Billy Ronson

Personal information
- Date of birth: 22 January 1957
- Place of birth: Fleetwood, England
- Date of death: 8 April 2015 (aged 58)
- Place of death: Perry Hall, Maryland, United States
- Height: 5 ft 4 in (1.63 m)
- Position: Midfielder

Senior career*
- Years: Team / Apps / (Gls)
- 1974–1979: Blackpool / 128 / (12)
- 1978: → Fort Lauderdale Strikers (loan) / 17 / (1)
- 1979–1981: Cardiff City / 90 / (4)
- 1981–1982: Wrexham / 32 / (1)
- 1982–1986: Barnsley / 113 / (3)
- 1986: → Birmingham City (loan) / 2 / (0)
- 1986: Blackpool / 3 / (0)
- 1986–1992: Baltimore Blast (indoor) / 280 / (112)
- 1992: Tampa Bay Rowdies
- 1992–1993: Detroit Rockers (indoor) / 29 / (19)
- 1993–1995: Baltimore Bays (indoor) / ? / (?)
- 1994: Baltimore Bays
- 1995: Pittsburgh Stingers (indoor) / 8 / (5)
- 1996: Washington Warthogs (indoor) / 24 / (14)
- 1996–1997: Baltimore Bays (indoor)
- 1998–1999: Baltimore Spirit (indoor) / 17 / (5)

Managerial career
- 1993–1997: Goucher College
- 1993–1995: Baltimore Bays (assistant)
- 1996–1998: Baltimore Bays
- 1998–1999: Baltimore Spirit (assistant)

= Billy Ronson =

English footballer (1957–2015)

William Ronson (22 January 1957 – 8 April 2015) was an English footballer who spent twelve seasons in the English leagues, one in the North American Soccer League, six in the Major Indoor Soccer League and another seven years in a variety of lower division indoor and outdoor leagues in the United States. He also coached at the collegiate and professional levels.

==Playing career==

Ronson, the son of Fleetwood stalwart Percy Ronson, began his career at Blackpool, making his debut in March 1975 against Nottingham Forest. He originally struggled to break into the side but eventually managed to establish himself in the first team. In 1978, he went on loan to the Fort Lauderdale Strikers of the North American Soccer League. He was unable to prevent Blackpool's relegation during the 1977–78 season and spent one more year at the club before joining Cardiff City for a fee of £130,000, a club record at the time. He missed very few games in his two years at Ninian Park before growing disenchanted with the club's lack of progress and leaving to join Wrexham.

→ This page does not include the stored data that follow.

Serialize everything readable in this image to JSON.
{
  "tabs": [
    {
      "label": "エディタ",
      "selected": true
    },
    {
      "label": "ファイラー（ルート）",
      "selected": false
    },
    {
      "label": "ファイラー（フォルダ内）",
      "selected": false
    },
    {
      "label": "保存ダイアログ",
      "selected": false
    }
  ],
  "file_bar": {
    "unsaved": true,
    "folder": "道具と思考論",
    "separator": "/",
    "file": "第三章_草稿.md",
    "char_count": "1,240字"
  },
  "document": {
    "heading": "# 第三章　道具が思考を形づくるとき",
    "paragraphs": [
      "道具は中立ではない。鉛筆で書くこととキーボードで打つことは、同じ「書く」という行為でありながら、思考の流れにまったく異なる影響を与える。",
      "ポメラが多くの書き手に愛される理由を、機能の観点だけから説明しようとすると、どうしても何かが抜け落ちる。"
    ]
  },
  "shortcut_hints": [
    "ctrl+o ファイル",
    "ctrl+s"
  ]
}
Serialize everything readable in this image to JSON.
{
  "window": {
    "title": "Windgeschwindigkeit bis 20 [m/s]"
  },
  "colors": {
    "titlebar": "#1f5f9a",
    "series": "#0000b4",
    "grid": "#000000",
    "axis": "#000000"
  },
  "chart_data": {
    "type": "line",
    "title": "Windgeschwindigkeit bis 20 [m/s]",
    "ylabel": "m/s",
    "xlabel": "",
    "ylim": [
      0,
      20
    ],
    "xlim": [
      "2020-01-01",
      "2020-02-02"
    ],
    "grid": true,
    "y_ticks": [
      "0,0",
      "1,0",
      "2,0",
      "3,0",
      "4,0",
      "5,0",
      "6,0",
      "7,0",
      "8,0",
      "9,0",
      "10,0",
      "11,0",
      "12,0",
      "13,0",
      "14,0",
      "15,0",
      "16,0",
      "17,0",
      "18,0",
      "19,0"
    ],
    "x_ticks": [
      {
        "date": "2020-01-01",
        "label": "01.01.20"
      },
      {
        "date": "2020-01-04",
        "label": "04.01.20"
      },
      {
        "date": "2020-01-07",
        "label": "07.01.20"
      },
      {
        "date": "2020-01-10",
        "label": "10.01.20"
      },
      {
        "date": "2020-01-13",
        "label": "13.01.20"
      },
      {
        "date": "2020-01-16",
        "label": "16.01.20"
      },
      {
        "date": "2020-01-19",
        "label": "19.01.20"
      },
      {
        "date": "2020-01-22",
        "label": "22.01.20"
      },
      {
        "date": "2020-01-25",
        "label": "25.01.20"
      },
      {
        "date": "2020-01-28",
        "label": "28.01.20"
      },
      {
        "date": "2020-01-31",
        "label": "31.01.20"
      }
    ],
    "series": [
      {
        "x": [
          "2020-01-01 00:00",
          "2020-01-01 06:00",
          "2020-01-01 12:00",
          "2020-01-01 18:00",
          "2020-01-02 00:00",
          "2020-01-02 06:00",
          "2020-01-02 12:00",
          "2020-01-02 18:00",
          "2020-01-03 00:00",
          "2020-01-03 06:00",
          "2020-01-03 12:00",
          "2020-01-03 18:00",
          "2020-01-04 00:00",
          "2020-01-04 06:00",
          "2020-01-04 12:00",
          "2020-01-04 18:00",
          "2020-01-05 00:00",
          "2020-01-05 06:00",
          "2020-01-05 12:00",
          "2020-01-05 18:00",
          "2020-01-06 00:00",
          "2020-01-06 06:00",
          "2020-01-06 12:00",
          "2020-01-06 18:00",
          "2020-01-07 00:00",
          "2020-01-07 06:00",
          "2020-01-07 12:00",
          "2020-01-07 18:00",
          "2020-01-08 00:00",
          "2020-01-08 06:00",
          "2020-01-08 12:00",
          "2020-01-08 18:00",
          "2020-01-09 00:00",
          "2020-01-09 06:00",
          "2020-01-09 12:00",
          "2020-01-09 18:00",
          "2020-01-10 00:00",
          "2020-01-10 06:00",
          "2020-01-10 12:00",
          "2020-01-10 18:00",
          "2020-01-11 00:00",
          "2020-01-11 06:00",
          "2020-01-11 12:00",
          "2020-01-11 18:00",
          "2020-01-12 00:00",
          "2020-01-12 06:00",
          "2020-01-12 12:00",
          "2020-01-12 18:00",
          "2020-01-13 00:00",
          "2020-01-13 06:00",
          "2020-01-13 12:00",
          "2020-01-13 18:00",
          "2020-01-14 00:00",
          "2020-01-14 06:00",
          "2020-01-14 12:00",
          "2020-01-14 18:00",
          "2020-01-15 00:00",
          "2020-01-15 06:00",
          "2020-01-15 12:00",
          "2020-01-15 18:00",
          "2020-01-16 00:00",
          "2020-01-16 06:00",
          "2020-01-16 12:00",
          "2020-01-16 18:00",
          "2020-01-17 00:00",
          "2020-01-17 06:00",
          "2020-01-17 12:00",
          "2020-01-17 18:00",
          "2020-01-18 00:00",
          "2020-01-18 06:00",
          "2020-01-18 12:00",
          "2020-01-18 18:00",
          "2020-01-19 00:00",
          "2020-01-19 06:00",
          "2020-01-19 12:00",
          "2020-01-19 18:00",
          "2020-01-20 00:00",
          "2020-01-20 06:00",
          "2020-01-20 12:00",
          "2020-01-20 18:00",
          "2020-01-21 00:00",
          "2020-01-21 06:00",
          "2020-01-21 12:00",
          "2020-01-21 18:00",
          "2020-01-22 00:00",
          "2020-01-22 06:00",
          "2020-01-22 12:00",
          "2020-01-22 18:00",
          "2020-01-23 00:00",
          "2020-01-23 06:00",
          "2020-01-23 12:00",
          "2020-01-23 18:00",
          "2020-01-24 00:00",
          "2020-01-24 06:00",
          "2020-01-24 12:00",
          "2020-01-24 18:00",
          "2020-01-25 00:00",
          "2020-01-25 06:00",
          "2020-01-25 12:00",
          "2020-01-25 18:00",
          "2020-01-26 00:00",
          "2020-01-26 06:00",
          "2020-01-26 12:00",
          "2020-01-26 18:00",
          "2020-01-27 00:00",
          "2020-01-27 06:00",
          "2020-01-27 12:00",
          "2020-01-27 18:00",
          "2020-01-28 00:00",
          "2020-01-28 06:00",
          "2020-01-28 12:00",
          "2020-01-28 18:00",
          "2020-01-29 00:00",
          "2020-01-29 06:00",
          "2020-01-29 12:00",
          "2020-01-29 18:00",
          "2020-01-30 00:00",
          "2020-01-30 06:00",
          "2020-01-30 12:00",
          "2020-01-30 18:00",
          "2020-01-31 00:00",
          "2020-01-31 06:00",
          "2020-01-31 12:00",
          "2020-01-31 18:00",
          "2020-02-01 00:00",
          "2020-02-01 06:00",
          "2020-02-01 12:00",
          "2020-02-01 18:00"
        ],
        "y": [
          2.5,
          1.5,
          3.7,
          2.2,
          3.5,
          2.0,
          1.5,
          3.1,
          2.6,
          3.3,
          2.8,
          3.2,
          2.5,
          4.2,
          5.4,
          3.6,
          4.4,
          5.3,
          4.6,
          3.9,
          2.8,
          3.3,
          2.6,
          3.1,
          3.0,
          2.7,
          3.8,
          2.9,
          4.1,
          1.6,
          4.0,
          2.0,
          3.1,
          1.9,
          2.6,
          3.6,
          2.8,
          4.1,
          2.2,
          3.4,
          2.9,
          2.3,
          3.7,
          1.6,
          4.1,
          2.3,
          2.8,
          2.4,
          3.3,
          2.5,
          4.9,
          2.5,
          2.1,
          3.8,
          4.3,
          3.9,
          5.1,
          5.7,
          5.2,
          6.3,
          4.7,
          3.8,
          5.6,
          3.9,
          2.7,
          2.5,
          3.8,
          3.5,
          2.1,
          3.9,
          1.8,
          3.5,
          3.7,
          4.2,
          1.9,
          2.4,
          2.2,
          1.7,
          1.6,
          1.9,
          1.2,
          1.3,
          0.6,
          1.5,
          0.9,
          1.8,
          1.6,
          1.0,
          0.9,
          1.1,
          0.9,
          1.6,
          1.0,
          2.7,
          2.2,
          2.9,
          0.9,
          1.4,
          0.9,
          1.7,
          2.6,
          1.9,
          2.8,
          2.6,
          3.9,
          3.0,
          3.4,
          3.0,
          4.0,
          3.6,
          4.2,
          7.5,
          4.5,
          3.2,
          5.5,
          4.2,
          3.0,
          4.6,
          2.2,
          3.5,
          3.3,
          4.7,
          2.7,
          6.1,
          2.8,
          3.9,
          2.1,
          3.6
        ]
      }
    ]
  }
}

His only season at Wrexham ended in relegation, and he left to join Barnsley. He became popular at the Yorkshire club before falling out with manager Allan Clarke and being loaned to Birmingham City before being released and returning to Blackpool on non-contract terms. He moved to America in 1986 to join the Baltimore Blast of the Major Indoor Soccer League. He remained with the Blast for six seasons. The Blast collapsed at the end of the 1991–92 season. In February 2009, the reconstituted Blast inducted Ronson into the team's Hall of Fame. In June 1992, he signed with the Tampa Bay Rowdies of the American Professional Soccer League. In 1994, he joined the Baltimore Bays of the USISL. On 19 November 1992, he joined the Detroit Rockers of the National Professional Soccer League. In the fall of 1993, he signed with the Baltimore Bays as that team prepared for the 1993–94 USISL indoor season. He was the 1994 Rookie of the Year. He continued with the Bays, playing the 1994 outdoor and 1994–95 indoor seasons. On 26 July 1995, he signed with the Pittsburgh Stingers of the Continental Indoor Soccer League. In August 1995, Ronson was in an auto accident which put him out for the rest of the season. In June 1996, he joined the Washington Warthogs of the CISL. At the end of the 1996 summer indoor season, Ronson returned to the Bays where he became a player-coach for the 1996–97 USISL indoor season. He was the league's points leader and MVP. In December 1998, he joined the Baltimore Spirit on a 15-day contract.

==Coaching==
In 1993, Ronson became the head coach of the Goucher College NCAA Division III women's soccer team. He coached the team through the 1997 season, compiling a 41–44–4 record. In 1994, he became an assistant coach with the Baltimore Bays. He left the Bays in 1995 to play for the Pittsburgh Stingers then returned as a player-head coach of the Bays for the 1996–1997 indoor season. After retiring, Ronson had spells as assistant coach and later assistant general manager at Baltimore Blast. In 2009, he was inducted into the Baltimore Blast hall of fame.

His last known employer was an American company named Action Business Systems.

He died of natural causes at his home in Perry Hall, Baltimore County, on 8 April 2015.